Há muitos argumentos a serem esgrimidos a favor e contra a despenalização da eutanásia e todos são sinceros e, de alguma forma, respeitáveis. Em princípio, a minha formação libertária devia impelir-me para o lado que defende a despenalização. Decidir viver ou morrer pertence a uma irredutível intimidade que me repugna que seja invadida pelo Estado. Mas, contra esse primeiro impulso, levantam-se outros argumentos.

Desde logo, a famosa “rampa deslizante”. Os números dos primeiros países que despenalizaram estão aí para quem os queira ver. Só na Holanda, as mortes devidas a eutanásia são mais de quinze por dia. Começaram como nós vamos começar, pelos que são óbvios: doentes terminais, situações insustentáveis. Depois incluíram os velhos que se sentem inúteis. Crianças. Doentes mentais. Gente que está deprimida ou apenas cansada de viver. Gente que disse que queria e depois já não quer e por isso é considerada “incapaz” de decisão. E agora, vem aí o comprimido letal gratuito para quem completar os setenta anos. Os promotores falam em “tranquilidade”. Mas a mensagem que passa é outra: “vão-se embora, desapareçam”. Isto tudo em menos de vinte anos. Que virá a seguir? Oferecer o comprimido aos sem abrigo, talvez? Afinal, um sem abrigo é basicamente um tetraplégico social. E há, claro, os doentes crónicos, que custam fortunas à comunidade em cuidados médicos e perdas de produtividade. Acham que exagero? Mas não é tudo verdade? Não é toda essa gente um peso social?

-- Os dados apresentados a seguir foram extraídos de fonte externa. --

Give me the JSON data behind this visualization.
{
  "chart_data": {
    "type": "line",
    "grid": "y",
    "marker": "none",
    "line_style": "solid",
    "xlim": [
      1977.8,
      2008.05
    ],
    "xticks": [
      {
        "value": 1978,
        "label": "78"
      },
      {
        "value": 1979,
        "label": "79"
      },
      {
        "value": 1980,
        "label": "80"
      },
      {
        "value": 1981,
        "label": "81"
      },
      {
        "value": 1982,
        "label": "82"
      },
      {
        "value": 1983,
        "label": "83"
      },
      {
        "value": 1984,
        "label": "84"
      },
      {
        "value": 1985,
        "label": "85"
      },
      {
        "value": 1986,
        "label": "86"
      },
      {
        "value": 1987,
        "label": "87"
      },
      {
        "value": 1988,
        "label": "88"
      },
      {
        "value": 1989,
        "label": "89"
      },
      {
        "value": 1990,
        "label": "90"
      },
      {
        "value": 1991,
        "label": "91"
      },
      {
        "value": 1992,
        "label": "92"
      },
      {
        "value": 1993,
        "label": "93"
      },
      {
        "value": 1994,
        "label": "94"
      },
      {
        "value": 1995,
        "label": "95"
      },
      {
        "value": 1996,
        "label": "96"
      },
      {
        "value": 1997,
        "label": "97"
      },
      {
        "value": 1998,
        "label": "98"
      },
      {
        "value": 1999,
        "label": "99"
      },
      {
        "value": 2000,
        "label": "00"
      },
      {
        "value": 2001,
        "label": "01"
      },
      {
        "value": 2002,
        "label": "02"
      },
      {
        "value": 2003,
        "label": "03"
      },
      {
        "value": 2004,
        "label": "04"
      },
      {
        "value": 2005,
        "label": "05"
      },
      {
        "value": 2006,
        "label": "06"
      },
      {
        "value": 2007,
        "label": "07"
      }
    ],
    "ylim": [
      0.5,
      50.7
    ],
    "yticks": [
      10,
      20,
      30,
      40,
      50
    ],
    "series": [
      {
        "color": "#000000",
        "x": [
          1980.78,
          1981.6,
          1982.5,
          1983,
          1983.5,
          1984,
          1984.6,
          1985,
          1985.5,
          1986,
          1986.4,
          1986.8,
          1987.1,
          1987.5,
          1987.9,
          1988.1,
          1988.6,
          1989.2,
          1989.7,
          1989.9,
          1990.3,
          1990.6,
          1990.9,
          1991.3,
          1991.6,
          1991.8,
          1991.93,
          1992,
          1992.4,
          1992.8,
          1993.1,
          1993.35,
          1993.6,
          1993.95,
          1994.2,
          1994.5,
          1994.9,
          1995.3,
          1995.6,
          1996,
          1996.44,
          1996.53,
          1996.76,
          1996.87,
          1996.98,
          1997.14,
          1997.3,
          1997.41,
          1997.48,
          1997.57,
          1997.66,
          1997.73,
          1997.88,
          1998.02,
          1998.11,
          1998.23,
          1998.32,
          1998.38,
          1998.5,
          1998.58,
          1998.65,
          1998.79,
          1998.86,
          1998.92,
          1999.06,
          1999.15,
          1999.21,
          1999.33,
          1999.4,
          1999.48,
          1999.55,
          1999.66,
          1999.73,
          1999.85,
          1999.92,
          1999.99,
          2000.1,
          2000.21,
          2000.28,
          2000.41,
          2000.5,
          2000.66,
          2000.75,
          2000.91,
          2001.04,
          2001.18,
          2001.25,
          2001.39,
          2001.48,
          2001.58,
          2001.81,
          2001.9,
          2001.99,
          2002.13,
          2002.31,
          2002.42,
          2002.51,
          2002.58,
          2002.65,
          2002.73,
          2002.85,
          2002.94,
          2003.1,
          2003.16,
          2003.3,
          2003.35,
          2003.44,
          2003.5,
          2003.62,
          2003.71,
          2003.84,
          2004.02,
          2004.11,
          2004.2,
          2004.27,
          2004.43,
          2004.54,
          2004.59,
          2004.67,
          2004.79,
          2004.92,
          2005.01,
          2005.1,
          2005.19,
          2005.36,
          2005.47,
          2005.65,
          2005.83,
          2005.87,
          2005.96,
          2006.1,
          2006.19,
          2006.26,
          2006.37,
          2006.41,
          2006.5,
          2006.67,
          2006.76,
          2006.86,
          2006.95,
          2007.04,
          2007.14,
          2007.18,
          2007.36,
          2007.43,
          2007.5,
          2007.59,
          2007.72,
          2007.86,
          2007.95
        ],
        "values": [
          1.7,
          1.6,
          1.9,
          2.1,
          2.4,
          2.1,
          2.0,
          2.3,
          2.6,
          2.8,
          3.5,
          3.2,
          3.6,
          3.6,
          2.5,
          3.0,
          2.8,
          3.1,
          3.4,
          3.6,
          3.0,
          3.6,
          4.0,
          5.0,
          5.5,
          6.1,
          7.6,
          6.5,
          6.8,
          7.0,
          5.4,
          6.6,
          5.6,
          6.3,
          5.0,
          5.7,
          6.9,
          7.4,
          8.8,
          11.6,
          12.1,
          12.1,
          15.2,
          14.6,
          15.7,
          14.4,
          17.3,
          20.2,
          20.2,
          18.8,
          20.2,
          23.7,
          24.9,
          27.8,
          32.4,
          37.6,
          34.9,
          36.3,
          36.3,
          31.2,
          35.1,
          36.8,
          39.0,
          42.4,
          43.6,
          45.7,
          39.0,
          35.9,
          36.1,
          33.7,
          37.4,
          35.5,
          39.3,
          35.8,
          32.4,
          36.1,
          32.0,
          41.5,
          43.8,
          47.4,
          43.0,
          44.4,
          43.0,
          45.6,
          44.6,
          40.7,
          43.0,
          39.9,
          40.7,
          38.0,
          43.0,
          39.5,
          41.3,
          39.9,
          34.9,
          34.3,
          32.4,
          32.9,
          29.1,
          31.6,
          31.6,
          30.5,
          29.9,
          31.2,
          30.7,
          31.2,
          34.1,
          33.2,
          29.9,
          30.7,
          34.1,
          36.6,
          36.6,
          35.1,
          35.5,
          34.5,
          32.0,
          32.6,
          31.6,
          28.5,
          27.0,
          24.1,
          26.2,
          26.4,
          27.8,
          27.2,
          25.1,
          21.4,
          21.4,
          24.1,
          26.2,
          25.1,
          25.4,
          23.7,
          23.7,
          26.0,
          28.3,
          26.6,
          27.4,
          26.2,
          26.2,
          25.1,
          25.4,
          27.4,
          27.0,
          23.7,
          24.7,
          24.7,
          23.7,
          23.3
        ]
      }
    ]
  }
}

Uma sociedade que não defende as suas linhas vermelhas condena-se à irrelevância. As nossas linhas vermelhas são a liberdade e a dignidade de cada ser humano, que são independentes de raça, crença ou fortuna. Foi assim que se definiram a partir da nossa herança grega, cristã e iluminista. Mas os valores são indivisíveis. Não há liberdade parcial, como não há dignidade parcial, ainda que todas as tiranias nos tentem convencer do contrário. A dignidade da vida humana é intrínseca e irrevogável ou não é nada. Do ponto de vista da lei e do Estado, não é aceitável que certas vidas sejam consideradas dignas de serem vividas e outras não. Seja qual for o critério. É com base neste princípio simples que a nossa sociedade condena a escravatura e a pena de morte e defende o cuidado com os doentes e o auxílio aos desfavorecidos. Os que defendem a eutanásia dão-no por adquirido. Estão enganados. Os valores nunca estão adquiridos. Existem porque os revalidamos constantemente pelas nossas atitudes, agindo de acordo com eles. Sem isso, desaparecem, porque os valores humanos são uma construção frágil da civilização, que se esvai na primeira guerra, na primeira fome, na primeira histeria. É por isso que aceitar a eutanásia para quem sofre é um erro grave.

Sobra o cansaço da vida, que é um argumento que vai fazendo o seu caminho para reclamar o direito à eutanásia. Na tradição religiosa, esse cansaço ou indiferença pela vida chama-se acédia e é muito justamente considerado um dos sete pecados mortais. A essas pessoas, confesso, não tenho nada para dizer. Não sei porque há-de o Estado dar-lhes a benção ou sequer porque hão-de fazer questão de a ter. Que sigam o seu caminho. Vamos pensar nos vivos.